I’ve been working since I was (almost) 14 years old. I started a little before my 14th birthday. My first job was at the soda fountain in a Sommers Rexall Drug Store in the Stadium Shopping Center in Beaumont Texas. Grandma got me that job. I wore a white uniform dress. My grandmother gave me an old one of hers which I altered to fit me – more or less. She was several inches shorter and quite a bit wider than my almost 14, going on 20 self. That was the summer I was sprouting up and blooming out in new places.
The drugstore was right next to a barber college. Everyday day at lunch the guys from the barber college would come over, line up in the counter seats and order sandwiches and ice cream sodas. They were a rough-around-the-edges bunch of “older” guys.
Ice cream was stored in large five gallon buckets in a counter-high freezer. Leaning over and scooping from the bottom of the bucket hiked up my uniform and gave the guys something to focus on in the mirror that lined the soda fountain wall behind me. There was a big uptick in ice cream sales that summer at the Rexall.

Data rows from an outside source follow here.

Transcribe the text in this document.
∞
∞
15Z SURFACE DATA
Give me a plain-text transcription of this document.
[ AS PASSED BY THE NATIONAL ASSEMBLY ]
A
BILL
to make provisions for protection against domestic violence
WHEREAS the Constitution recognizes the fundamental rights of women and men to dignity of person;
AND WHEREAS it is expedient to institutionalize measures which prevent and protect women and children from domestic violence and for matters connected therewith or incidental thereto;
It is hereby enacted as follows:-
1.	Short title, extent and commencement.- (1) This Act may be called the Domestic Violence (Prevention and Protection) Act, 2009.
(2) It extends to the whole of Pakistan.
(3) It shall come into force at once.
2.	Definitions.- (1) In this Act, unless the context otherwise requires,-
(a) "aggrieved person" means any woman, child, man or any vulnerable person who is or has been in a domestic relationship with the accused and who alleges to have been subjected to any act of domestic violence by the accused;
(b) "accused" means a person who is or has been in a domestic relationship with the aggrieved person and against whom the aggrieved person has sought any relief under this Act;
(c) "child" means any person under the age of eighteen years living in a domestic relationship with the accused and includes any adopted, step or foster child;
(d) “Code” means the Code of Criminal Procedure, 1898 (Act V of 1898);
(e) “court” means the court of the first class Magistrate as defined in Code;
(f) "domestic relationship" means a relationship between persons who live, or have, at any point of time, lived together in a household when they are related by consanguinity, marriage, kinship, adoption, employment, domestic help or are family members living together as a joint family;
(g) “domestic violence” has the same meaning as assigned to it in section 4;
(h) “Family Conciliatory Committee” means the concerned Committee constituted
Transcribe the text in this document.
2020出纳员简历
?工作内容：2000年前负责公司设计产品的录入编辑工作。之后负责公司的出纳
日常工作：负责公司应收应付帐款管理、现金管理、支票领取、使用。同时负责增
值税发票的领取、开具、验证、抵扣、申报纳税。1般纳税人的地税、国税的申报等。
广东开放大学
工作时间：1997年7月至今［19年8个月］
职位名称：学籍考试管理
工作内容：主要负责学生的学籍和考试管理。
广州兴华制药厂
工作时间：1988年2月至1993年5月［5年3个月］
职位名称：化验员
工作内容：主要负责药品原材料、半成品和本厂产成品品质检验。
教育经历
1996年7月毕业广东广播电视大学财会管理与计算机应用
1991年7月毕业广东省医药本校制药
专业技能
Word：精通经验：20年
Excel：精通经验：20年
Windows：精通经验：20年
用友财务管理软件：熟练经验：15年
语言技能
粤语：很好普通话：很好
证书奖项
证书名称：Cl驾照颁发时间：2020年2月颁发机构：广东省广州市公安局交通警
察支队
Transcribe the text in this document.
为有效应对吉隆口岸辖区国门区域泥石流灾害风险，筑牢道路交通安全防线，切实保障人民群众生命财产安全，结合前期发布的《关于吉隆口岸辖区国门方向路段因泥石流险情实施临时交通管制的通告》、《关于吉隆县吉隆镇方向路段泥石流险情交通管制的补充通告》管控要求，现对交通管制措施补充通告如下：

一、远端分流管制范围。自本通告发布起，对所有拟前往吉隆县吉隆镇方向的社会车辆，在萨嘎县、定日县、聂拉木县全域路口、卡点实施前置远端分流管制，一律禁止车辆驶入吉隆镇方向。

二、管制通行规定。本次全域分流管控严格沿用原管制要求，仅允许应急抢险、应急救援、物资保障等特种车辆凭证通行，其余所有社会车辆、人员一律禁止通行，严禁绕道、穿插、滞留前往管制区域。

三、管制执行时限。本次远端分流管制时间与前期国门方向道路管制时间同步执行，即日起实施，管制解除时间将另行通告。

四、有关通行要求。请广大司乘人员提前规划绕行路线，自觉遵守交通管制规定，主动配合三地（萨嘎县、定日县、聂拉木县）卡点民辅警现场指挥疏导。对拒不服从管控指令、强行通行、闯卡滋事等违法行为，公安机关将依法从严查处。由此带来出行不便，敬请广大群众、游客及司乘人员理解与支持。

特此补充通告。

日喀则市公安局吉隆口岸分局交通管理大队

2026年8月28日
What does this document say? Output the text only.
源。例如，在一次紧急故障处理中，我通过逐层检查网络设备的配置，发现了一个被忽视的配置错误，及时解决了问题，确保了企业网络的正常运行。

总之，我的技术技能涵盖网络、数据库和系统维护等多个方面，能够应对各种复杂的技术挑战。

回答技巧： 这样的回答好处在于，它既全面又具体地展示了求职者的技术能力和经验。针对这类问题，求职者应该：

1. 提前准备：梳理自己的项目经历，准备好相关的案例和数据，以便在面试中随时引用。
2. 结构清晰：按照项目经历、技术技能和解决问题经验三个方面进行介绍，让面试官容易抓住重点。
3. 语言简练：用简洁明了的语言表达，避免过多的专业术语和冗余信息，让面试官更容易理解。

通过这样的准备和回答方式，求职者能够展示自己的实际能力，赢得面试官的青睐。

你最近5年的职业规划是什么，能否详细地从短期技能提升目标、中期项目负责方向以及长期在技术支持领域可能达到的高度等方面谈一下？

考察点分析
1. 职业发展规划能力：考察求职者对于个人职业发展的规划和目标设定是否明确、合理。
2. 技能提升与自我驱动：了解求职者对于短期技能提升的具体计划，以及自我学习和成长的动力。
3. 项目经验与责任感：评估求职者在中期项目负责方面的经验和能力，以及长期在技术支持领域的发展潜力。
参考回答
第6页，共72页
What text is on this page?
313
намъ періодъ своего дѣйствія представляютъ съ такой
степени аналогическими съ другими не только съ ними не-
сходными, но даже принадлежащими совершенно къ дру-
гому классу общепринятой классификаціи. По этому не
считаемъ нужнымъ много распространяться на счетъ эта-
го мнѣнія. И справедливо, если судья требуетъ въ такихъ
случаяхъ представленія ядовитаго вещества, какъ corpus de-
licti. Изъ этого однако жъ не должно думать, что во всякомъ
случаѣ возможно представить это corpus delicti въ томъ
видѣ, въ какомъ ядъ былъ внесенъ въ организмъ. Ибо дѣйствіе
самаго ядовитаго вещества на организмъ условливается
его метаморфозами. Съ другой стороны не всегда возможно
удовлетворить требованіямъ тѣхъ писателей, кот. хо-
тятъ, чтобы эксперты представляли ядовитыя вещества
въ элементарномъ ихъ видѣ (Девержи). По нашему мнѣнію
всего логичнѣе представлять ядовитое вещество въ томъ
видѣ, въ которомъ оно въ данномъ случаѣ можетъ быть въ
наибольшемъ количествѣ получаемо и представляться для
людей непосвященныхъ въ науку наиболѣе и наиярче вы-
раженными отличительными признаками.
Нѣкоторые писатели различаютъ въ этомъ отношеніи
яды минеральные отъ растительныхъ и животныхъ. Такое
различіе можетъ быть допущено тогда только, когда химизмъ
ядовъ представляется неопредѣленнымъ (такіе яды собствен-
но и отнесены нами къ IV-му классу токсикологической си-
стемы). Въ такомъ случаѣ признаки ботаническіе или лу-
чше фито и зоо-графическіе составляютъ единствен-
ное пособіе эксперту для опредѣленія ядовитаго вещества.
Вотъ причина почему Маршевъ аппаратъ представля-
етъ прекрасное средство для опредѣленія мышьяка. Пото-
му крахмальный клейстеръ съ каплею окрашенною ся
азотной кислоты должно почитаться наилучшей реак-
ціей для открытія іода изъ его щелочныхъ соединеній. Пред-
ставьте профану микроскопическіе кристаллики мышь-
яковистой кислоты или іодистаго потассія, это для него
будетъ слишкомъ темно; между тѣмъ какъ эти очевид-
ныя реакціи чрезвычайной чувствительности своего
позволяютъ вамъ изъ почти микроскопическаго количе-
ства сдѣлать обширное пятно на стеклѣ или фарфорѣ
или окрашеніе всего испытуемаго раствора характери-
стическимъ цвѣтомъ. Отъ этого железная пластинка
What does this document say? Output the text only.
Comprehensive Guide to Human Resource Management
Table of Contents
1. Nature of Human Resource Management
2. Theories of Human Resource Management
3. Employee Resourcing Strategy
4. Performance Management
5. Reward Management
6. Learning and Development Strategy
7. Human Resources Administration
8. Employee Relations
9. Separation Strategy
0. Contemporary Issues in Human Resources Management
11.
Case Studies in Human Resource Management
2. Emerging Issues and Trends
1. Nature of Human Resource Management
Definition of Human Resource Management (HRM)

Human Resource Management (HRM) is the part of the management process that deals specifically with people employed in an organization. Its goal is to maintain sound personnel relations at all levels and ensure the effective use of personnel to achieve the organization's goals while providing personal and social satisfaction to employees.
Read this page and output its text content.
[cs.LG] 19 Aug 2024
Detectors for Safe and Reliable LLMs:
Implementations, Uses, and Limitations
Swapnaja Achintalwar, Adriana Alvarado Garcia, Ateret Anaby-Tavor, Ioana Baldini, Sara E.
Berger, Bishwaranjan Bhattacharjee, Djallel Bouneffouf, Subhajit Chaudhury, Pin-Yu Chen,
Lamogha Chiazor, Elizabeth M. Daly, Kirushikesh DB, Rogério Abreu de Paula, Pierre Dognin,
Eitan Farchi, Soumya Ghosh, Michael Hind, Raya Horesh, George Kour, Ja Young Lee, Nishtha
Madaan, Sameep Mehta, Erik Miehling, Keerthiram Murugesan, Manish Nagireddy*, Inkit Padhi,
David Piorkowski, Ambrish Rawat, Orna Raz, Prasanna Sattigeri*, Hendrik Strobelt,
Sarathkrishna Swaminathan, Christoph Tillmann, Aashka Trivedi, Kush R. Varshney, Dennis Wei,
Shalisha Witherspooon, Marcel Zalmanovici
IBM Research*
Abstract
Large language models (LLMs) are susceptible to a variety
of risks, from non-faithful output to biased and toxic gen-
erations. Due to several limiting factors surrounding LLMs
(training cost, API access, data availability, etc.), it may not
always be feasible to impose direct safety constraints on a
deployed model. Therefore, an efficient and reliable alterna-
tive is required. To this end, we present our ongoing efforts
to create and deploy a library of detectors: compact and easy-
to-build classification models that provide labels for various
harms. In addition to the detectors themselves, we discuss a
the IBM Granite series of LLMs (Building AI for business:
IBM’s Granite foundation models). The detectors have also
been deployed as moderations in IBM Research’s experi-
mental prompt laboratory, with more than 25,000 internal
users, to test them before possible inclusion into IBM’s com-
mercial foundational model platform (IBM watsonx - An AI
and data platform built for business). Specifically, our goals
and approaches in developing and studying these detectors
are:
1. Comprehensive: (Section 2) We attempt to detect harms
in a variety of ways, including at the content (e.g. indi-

After I realized what was going on, I became self-conscious and started coming to work and going straight to the back to wash dishes instead of waiting on customers. I did this for several days and got away with it until the much older black woman, Ms. Evelina, who worked in the kitchen told me I couldn’t any more. My feelings were hurt but when I told my grandmother she explained that the woman who worked in the kitchen couldn’t come out of the kitchen to wait on customers. Because she was black. So when it was just the two of us I had to wait on the customers. I knew that was wrong and felt bad I’d stepped on Ms. Evalina’s toes, so I went back to work waiting on customers. Even more self conscious than before.
I grew to accept that nasty jokes and snickers and invitations and innuendos and racism were just a part of work. You went in, did your job, grateful for the counter between you and the creeps. And grateful for the paycheck. Thirty-five cents an hour.
This was 1968.
I started calculating how to get myself into a position to not have to deal with nasty jokes and unwelcome invites and not to have to accept people relegated to a role because of race. I had no idea how to go about escaping all that, but I thought geographic adjustment might be a part of the answer. I left Beaumont at 18.
In my early twenties I went back for a few weeks in the summer to work in a children’s home and stayed with my grandmother. She had a real hissy fit when she “found” a Ms. Magazine in my suitcase. I heard her on the phone with her church lady friend, Edna. (Which she always pronounced “Edner”) “She’s a hippie now and she’s got that ole M.S. (spelled out) magazine with her”. A “libber” too!
All my grandmother’s ideas about morality came from her Baptist church and the Sunday night Billy Graham broadcast which aired before or after “Heehaw” and “The Grand Ole Opry”. All right before the Lawrence Welk Show. My grandmother wanted me to be saved by Billy, look like the Andrews Sisters, and bring home someone pastel like the Everly Brothers. I was channeling Janis, looking for Jimi, reading Ms. and Be Here Now.
We were a bit incompatible as roomies.
*pic – my Grandmother on right. I’m not in this one.